08. Mystère de Montrouge : le décor

Le quartier dit du « Petit-Montrouge » est le 55e quartier administratif de Paris, situé dans le XIVe arrondissement. Il a été créé en 1860 au moment de l’annexion par la capitale d’une partie de la commune de Montrouge. Celle-ci était à l’origine divisée en deux secteurs distincts, le Grand-Montrouge – correspondant à l'actuelle commune de Montrouge – et le Petit-Montrouge, qui a donc été « absorbé » par Paris et en est devenu un quartier à part entière, délimité par la rue Daguerre et le boulevard Saint-Jacques au nord, par la rue de la Tombe-Issoire à l’est, le boulevard Romain-Rolland au sud, l’avenue de la Porte-de-Châtillon, la rue des Plantes et la rue Gassendi à l’ouest. 
Par conséquent, la dénomination « mystère de Montrouge » est trompeuse : c’est bien dans la partie « parisienne » de l’ancienne commune montrougeoise que le criminel a opéré. Dans la carte ci-dessous, la délimitation du quartier a été signalée par des lignes pointillées. En outre, si le premier paquet découvert dans l’urinoir de l'avenue d’Orléans, sur le côté oriental de l’église Saint-Pierre-de-Montrouge, se trouvait exactement au cœur du quartier du Petit-Montrouge, le deuxième paquet (rue d'Alésia, quelques mètres après le carrefour avec la rue des Plantes) et le troisième paquet (rue Giordano Bruno) étaient situés légèrement en dehors du périmètre, dans le quartier voisin de Plaisance.


« Plan cadastral de la ville de Paris… établi d’après les documents officiels les plus récents et comprenant l’Exposition universelle de 1900 », par Mme Max Mabyre (date d’édition : 1898). Source : bibliothèque nationale de France.

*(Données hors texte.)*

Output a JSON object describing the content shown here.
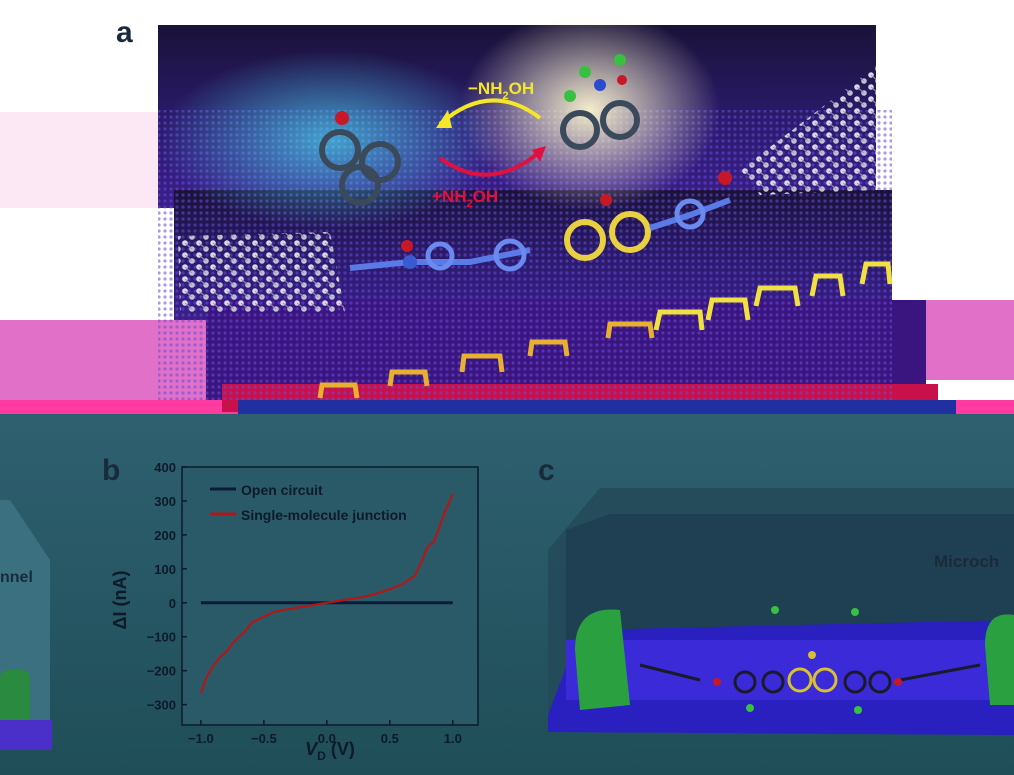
{
  "panels": {
    "a": "a",
    "b": "b",
    "c": "c"
  },
  "panel_a": {
    "reaction_top": "−NH",
    "reaction_top_sub": "2",
    "reaction_top_tail": "OH",
    "reaction_bottom": "+NH",
    "reaction_bottom_sub": "2",
    "reaction_bottom_tail": "OH"
  },
  "panel_c": {
    "label_right": "Microch",
    "label_left": "nnel"
  },
  "colors": {
    "open_circuit": "#0d1a3a",
    "single_molecule": "#b01818",
    "yellow_arrow": "#f5e62a",
    "red_arrow": "#e01040"
  },
  "chart_data": {
    "type": "line",
    "xlabel": "V",
    "xlabel_sub": "D",
    "xlabel_unit": " (V)",
    "ylabel": "ΔI (nA)",
    "xlim": [
      -1.15,
      1.2
    ],
    "ylim": [
      -360,
      400
    ],
    "xticks": [
      -1.0,
      -0.5,
      0.0,
      0.5,
      1.0
    ],
    "xtick_labels": [
      "−1.0",
      "−0.5",
      "0.0",
      "0.5",
      "1.0"
    ],
    "yticks": [
      -300,
      -200,
      -100,
      0,
      100,
      200,
      300,
      400
    ],
    "ytick_labels": [
      "−300",
      "−200",
      "−100",
      "0",
      "100",
      "200",
      "300",
      "400"
    ],
    "series": [
      {
        "name": "Open circuit",
        "x": [
          -1.0,
          1.0
        ],
        "y": [
          0,
          0
        ]
      },
      {
        "name": "Single-molecule junction",
        "x": [
          -1.0,
          -0.95,
          -0.9,
          -0.85,
          -0.8,
          -0.75,
          -0.7,
          -0.65,
          -0.6,
          -0.5,
          -0.4,
          -0.3,
          -0.2,
          -0.1,
          0.0,
          0.1,
          0.2,
          0.3,
          0.4,
          0.5,
          0.6,
          0.7,
          0.75,
          0.8,
          0.85,
          0.9,
          0.95,
          1.0
        ],
        "y": [
          -265,
          -215,
          -185,
          -160,
          -145,
          -120,
          -100,
          -85,
          -60,
          -40,
          -25,
          -18,
          -12,
          -6,
          0,
          6,
          12,
          18,
          28,
          40,
          55,
          80,
          120,
          165,
          180,
          230,
          280,
          320
        ]
      }
    ]
  }
}
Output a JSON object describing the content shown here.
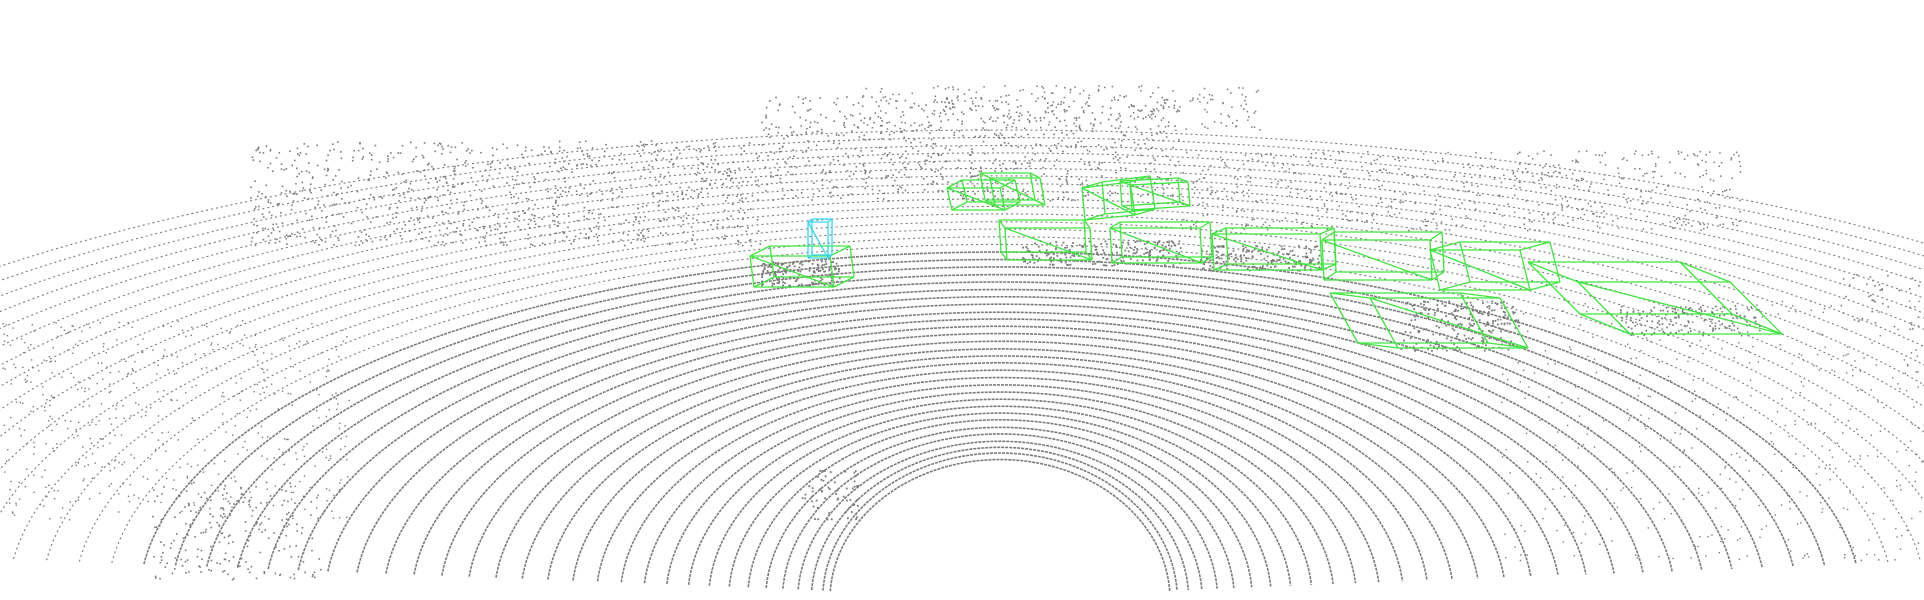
{
  "scene": {
    "kind": "lidar-point-cloud-with-3d-boxes",
    "background_color": "#ffffff",
    "point_color": "#7a7a7a",
    "car_box_color": "#3ee63e",
    "pedestrian_box_color": "#39d6f0"
  },
  "detections": [
    {
      "class": "Car"
    },
    {
      "class": "Car"
    },
    {
      "class": "Car"
    },
    {
      "class": "Car"
    },
    {
      "class": "Car"
    },
    {
      "class": "Car"
    },
    {
      "class": "Car"
    },
    {
      "class": "Car"
    },
    {
      "class": "Car"
    },
    {
      "class": "Car"
    },
    {
      "class": "Car"
    },
    {
      "class": "Car"
    },
    {
      "class": "Pedestrian"
    }
  ]
}
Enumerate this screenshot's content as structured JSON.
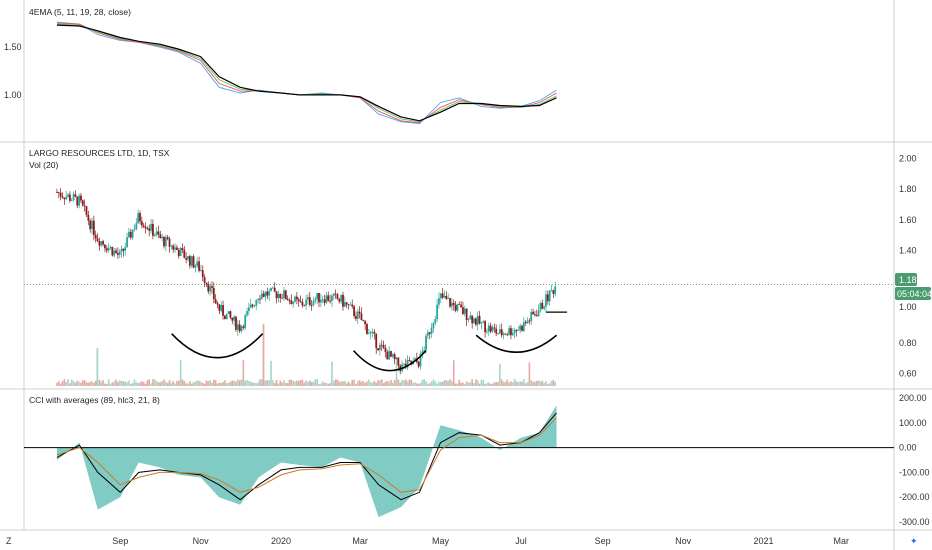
{
  "panels": {
    "ema": {
      "title": "4EMA (5, 11, 19, 28, close)",
      "ticks": [
        1.5,
        1.0
      ],
      "tick_labels": [
        "1.50",
        "1.00"
      ]
    },
    "price": {
      "title": "LARGO RESOURCES LTD, 1D, TSX",
      "vol_label": "Vol (20)",
      "ticks": [
        2.0,
        1.8,
        1.6,
        1.4,
        0.8,
        0.6
      ],
      "tick_labels": [
        "2.00",
        "1.80",
        "1.60",
        "1.40",
        "0.80",
        "0.60"
      ],
      "extra_tick": "1.00",
      "last_price": "1.18",
      "countdown": "05:04:04"
    },
    "cci": {
      "title": "CCI with averages (89, hlc3, 21, 8)",
      "ticks": [
        200,
        100,
        0,
        -100,
        -200,
        -300
      ],
      "tick_labels": [
        "200.00",
        "100.00",
        "0.00",
        "-100.00",
        "-200.00",
        "-300.00"
      ]
    }
  },
  "time_axis": {
    "labels": [
      "Sep",
      "Nov",
      "2020",
      "Mar",
      "May",
      "Jul",
      "Sep",
      "Nov",
      "2021",
      "Mar"
    ]
  },
  "colors": {
    "up": "#26a69a",
    "down": "#8b1a1a",
    "cci_fill": "#80cbc4",
    "ema5": "#42a5f5",
    "ema11": "#ef5350",
    "ema19": "#66bb6a",
    "ema28": "#000000",
    "cci_avg_fast": "#000000",
    "cci_avg_slow": "#c77c2a",
    "last_price_bg": "#4a9d6e"
  },
  "chart_data": [
    {
      "type": "line",
      "title": "4EMA (5, 11, 19, 28, close)",
      "x": [
        "2019-07-15",
        "2019-08-01",
        "2019-08-15",
        "2019-09-01",
        "2019-09-15",
        "2019-10-01",
        "2019-10-15",
        "2019-11-01",
        "2019-11-15",
        "2019-12-01",
        "2019-12-15",
        "2020-01-01",
        "2020-01-15",
        "2020-02-01",
        "2020-02-15",
        "2020-03-01",
        "2020-03-15",
        "2020-04-01",
        "2020-04-15",
        "2020-05-01",
        "2020-05-15",
        "2020-06-01",
        "2020-06-15",
        "2020-07-01",
        "2020-07-15",
        "2020-07-28"
      ],
      "series": [
        {
          "values": [
            1.76,
            1.74,
            1.63,
            1.57,
            1.55,
            1.5,
            1.45,
            1.33,
            1.08,
            1.02,
            1.05,
            1.02,
            1.0,
            1.02,
            1.0,
            0.97,
            0.8,
            0.72,
            0.7,
            0.92,
            0.97,
            0.88,
            0.86,
            0.88,
            0.94,
            1.05
          ]
        },
        {
          "values": [
            1.75,
            1.74,
            1.65,
            1.58,
            1.55,
            1.51,
            1.46,
            1.36,
            1.12,
            1.04,
            1.04,
            1.02,
            1.0,
            1.01,
            1.0,
            0.97,
            0.83,
            0.73,
            0.71,
            0.87,
            0.95,
            0.9,
            0.87,
            0.87,
            0.92,
            1.02
          ]
        },
        {
          "values": [
            1.74,
            1.73,
            1.66,
            1.59,
            1.56,
            1.52,
            1.47,
            1.38,
            1.16,
            1.06,
            1.04,
            1.02,
            1.0,
            1.01,
            1.0,
            0.98,
            0.86,
            0.75,
            0.72,
            0.84,
            0.93,
            0.91,
            0.88,
            0.87,
            0.9,
            0.99
          ]
        },
        {
          "values": [
            1.73,
            1.72,
            1.67,
            1.6,
            1.56,
            1.53,
            1.48,
            1.4,
            1.19,
            1.08,
            1.04,
            1.02,
            1.0,
            1.0,
            1.0,
            0.98,
            0.88,
            0.77,
            0.73,
            0.82,
            0.91,
            0.91,
            0.89,
            0.88,
            0.89,
            0.97
          ]
        }
      ],
      "ylim": [
        0.55,
        1.95
      ]
    },
    {
      "type": "candlestick",
      "title": "LARGO RESOURCES LTD, 1D, TSX",
      "x": [
        "2019-07-15",
        "2019-08-01",
        "2019-08-15",
        "2019-09-01",
        "2019-09-15",
        "2019-10-01",
        "2019-10-15",
        "2019-11-01",
        "2019-11-15",
        "2019-12-01",
        "2019-12-15",
        "2020-01-01",
        "2020-01-15",
        "2020-02-01",
        "2020-02-15",
        "2020-03-01",
        "2020-03-15",
        "2020-04-01",
        "2020-04-15",
        "2020-05-01",
        "2020-05-15",
        "2020-06-01",
        "2020-06-15",
        "2020-07-01",
        "2020-07-15",
        "2020-07-28"
      ],
      "close": [
        1.78,
        1.72,
        1.48,
        1.36,
        1.62,
        1.48,
        1.4,
        1.28,
        1.02,
        0.9,
        1.12,
        1.12,
        1.05,
        1.1,
        1.08,
        0.96,
        0.78,
        0.64,
        0.68,
        1.1,
        1.02,
        0.92,
        0.86,
        0.9,
        1.02,
        1.18
      ],
      "last_price": 1.18,
      "ylim": [
        0.52,
        2.08
      ]
    },
    {
      "type": "area",
      "title": "CCI with averages (89, hlc3, 21, 8)",
      "x": [
        "2019-07-15",
        "2019-08-01",
        "2019-08-15",
        "2019-09-01",
        "2019-09-15",
        "2019-10-01",
        "2019-10-15",
        "2019-11-01",
        "2019-11-15",
        "2019-12-01",
        "2019-12-15",
        "2020-01-01",
        "2020-01-15",
        "2020-02-01",
        "2020-02-15",
        "2020-03-01",
        "2020-03-15",
        "2020-04-01",
        "2020-04-15",
        "2020-05-01",
        "2020-05-15",
        "2020-06-01",
        "2020-06-15",
        "2020-07-01",
        "2020-07-15",
        "2020-07-28"
      ],
      "series": [
        {
          "values": [
            -50,
            20,
            -250,
            -200,
            -60,
            -80,
            -110,
            -120,
            -200,
            -230,
            -120,
            -60,
            -70,
            -80,
            -40,
            -60,
            -280,
            -240,
            -160,
            90,
            70,
            40,
            -10,
            40,
            60,
            170
          ]
        },
        {
          "values": [
            -40,
            10,
            -100,
            -180,
            -100,
            -90,
            -100,
            -110,
            -150,
            -210,
            -150,
            -90,
            -80,
            -80,
            -60,
            -60,
            -150,
            -210,
            -180,
            20,
            60,
            50,
            10,
            20,
            60,
            140
          ]
        },
        {
          "values": [
            -30,
            0,
            -60,
            -150,
            -120,
            -100,
            -100,
            -105,
            -130,
            -180,
            -160,
            -110,
            -90,
            -85,
            -70,
            -65,
            -110,
            -180,
            -170,
            -10,
            40,
            50,
            20,
            20,
            50,
            120
          ]
        }
      ],
      "ylim": [
        -320,
        220
      ]
    }
  ]
}
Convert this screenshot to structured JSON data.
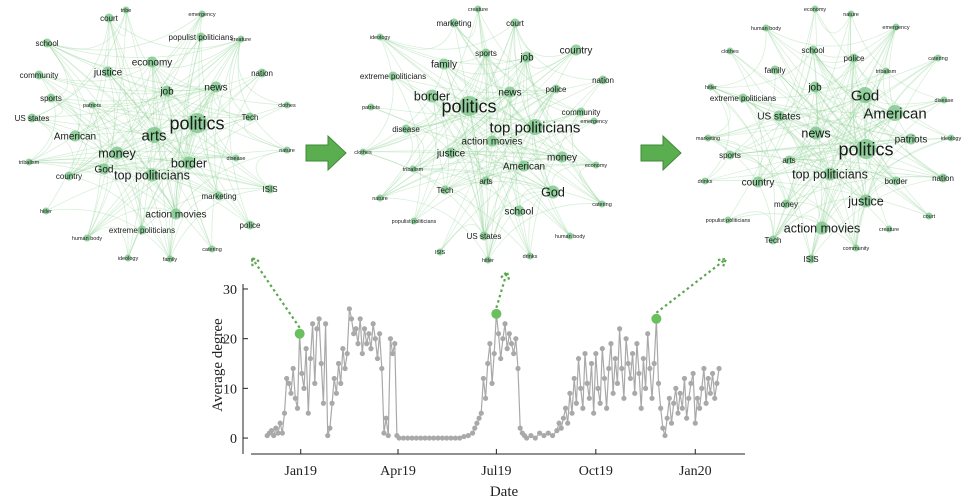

Il est à noter que le terme de « vampire » pour désigner l’auteur de l’horrible crime de Montrouge n’a pas été utilisé par les rédacteurs de presse de l’époque. Il faudra attendre 52 ans avant de le trouver dans un article de l’hebdomadaire Détective daté du 21 avril 1938 (page 4).

Voici le passage en question :
« Le 5 août 1886, un tronc, deux bras et deux jambes de femme furent ramassés dans des urinoirs, avenue de Montrouge et rue d’Alésia, Ces débris étaient nus. Les intestins, les seins et les parties sexuelles de l'inconnue dépecée avaient été arrachés du tronc avec une férocité inouïe. Comme toujours la tête manquait et, en dépit des recherches actives du chef de la Sûreté, Goron [sic], que stimulait l’émotion du public, le « vampire de Montrouge » demeura introuvable et sa victime, morceaux de chair anonymes que ne surmonta pas, cette fois, à la Morgue, un visage de cire, ne fut jamais identifiée. »
Le rédacteur a commis une erreur en désignant Marie-François Goron chef de la Sûreté en charge de l’enquête. C’est Ernest Taylor qui occupait ce poste. En août 1886, Goron était encore commissaire à Pantin. Devant l’insuccès du service de M. Taylor, et face aux nombreuses critiques qui fusaient dans la presse, Goron fut nommé sous-chef de la Sûreté au mois de septembre, soit quelques semaines après le début de l’affaire.


Plan parcellaire municipal de Paris (fin XIXe) du 55e quartier (feuille cote PP/11858/B). 
Les numéros indiquent l’ordre de la découverte des trois paquets tandis que les flèches 
rendent compte du parcours probable du meurtrier durant cette nuit du 3 au 4 août.